J'ai confiance dans la sincérité de votre foi et de votre volonté ; j'ai confiance dans votre jeunesse, j'ai confiance dans votre résolution de vous engager, au-delà du sport, pour le salut de l'homme contemporain, pour l'avènement de ces " nouveaux cieux " et de cette " terre nouvelle ", ( 2 P 3, 13 ) vers lesquels nous sommes tous tendu avec l'ardeur de l'espérance chrétienne !

Je sens que l'Eglise, non moins que vos patries, peut compter sur vous !

Ayez des modèles dont vous vous inspirerez. Je pense, par exemple, à Pier Giorgio Frassati qui fut un jeune moderne, ouvert aux valeurs du sport - il était un bon alpiniste et un skieur éprouvé - mais qui sut donner en même temps un courageux témoignage de générosité dans lafoi chrétienne et dans l'exercice de la charité envers le prochain, spécialement les plus pauvres et les plus souffrants. Il n'avait que 24 ans que le Seigneur le rappela à lui, en août 1925 ; mais il est toujours bien vivant au milieu de nous avec son sourire et sa bonté, pour inviter les jeunes de son âge à l'amour du Christ et à une vie vertueuse.

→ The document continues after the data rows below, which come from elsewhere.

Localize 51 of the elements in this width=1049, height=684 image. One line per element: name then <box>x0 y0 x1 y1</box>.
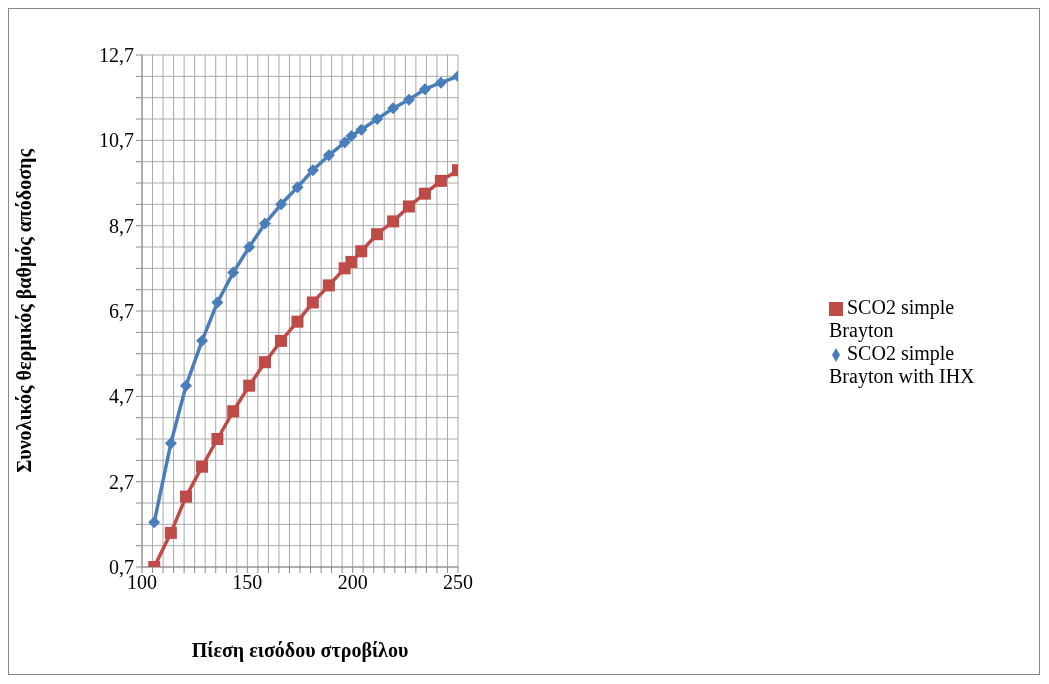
point <box>227 266 240 279</box>
point <box>211 296 224 309</box>
point <box>434 76 447 89</box>
point <box>402 200 415 213</box>
x-axis-title: Πίεση εισόδου στροβίλου <box>191 639 409 662</box>
point <box>306 296 319 309</box>
point <box>402 93 415 106</box>
point <box>322 149 335 162</box>
point <box>371 228 384 241</box>
point <box>338 136 351 149</box>
point <box>275 198 288 211</box>
point <box>259 217 272 230</box>
y-tick-label: 2,7 <box>109 470 134 493</box>
point <box>211 433 224 445</box>
point <box>387 102 400 115</box>
y-tick-label: 8,7 <box>109 214 134 237</box>
point <box>148 516 161 529</box>
point <box>355 123 368 136</box>
point <box>345 130 358 143</box>
point <box>434 174 447 187</box>
y-tick-label: 12,7 <box>99 44 134 67</box>
point <box>275 334 288 347</box>
point <box>291 315 304 328</box>
legend-label: SCO2 simple Brayton with IHX <box>829 341 975 387</box>
point <box>371 113 384 125</box>
y-tick-label: 6,7 <box>109 300 134 323</box>
point <box>355 245 368 258</box>
point <box>164 526 177 539</box>
point <box>387 215 400 228</box>
point <box>196 334 209 347</box>
point <box>345 255 358 268</box>
x-tick-label: 150 <box>232 571 263 594</box>
point <box>227 405 240 418</box>
x-tick-label: 200 <box>337 571 368 594</box>
y-tick-label: 4,7 <box>109 385 134 408</box>
y-tick-label: 10,7 <box>99 129 134 152</box>
point <box>164 437 177 450</box>
point <box>243 379 256 392</box>
point <box>243 241 256 253</box>
point <box>180 490 193 503</box>
point <box>418 83 431 96</box>
point <box>180 379 193 392</box>
legend-label: SCO2 simple Brayton <box>829 295 955 341</box>
x-tick-label: 250 <box>443 571 473 594</box>
point <box>322 279 335 292</box>
point <box>259 356 272 369</box>
point <box>196 460 209 473</box>
point <box>291 181 304 194</box>
y-axis-title: Συνολικός θερμικός βαθμός απόδοσης <box>13 148 37 473</box>
point <box>418 187 431 200</box>
point <box>306 164 319 177</box>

Après la première guerre mondiale, il écrivait : " Avec la charité, on sème parmi les hommes la paix, non la paix du monde, mais la vraie paix que seule la foi au Christ peut nous donner, en nous rendant frères. " Je vous laisse comme programme ces paroles, avec son amitié spirituelle, afin qu'en tous lieux de la terre vous soyez vous aussi porteurs de la vraie paix du Christ !

Je vous souhaite de cheminer vers les temps nouveaux avec ce " coeur nouveau " que chacun de vous aura pu réaliser en lui-même dans ce jubilé de la Rédemption, comme un don de grâce et une conquête d'amour ! Amen.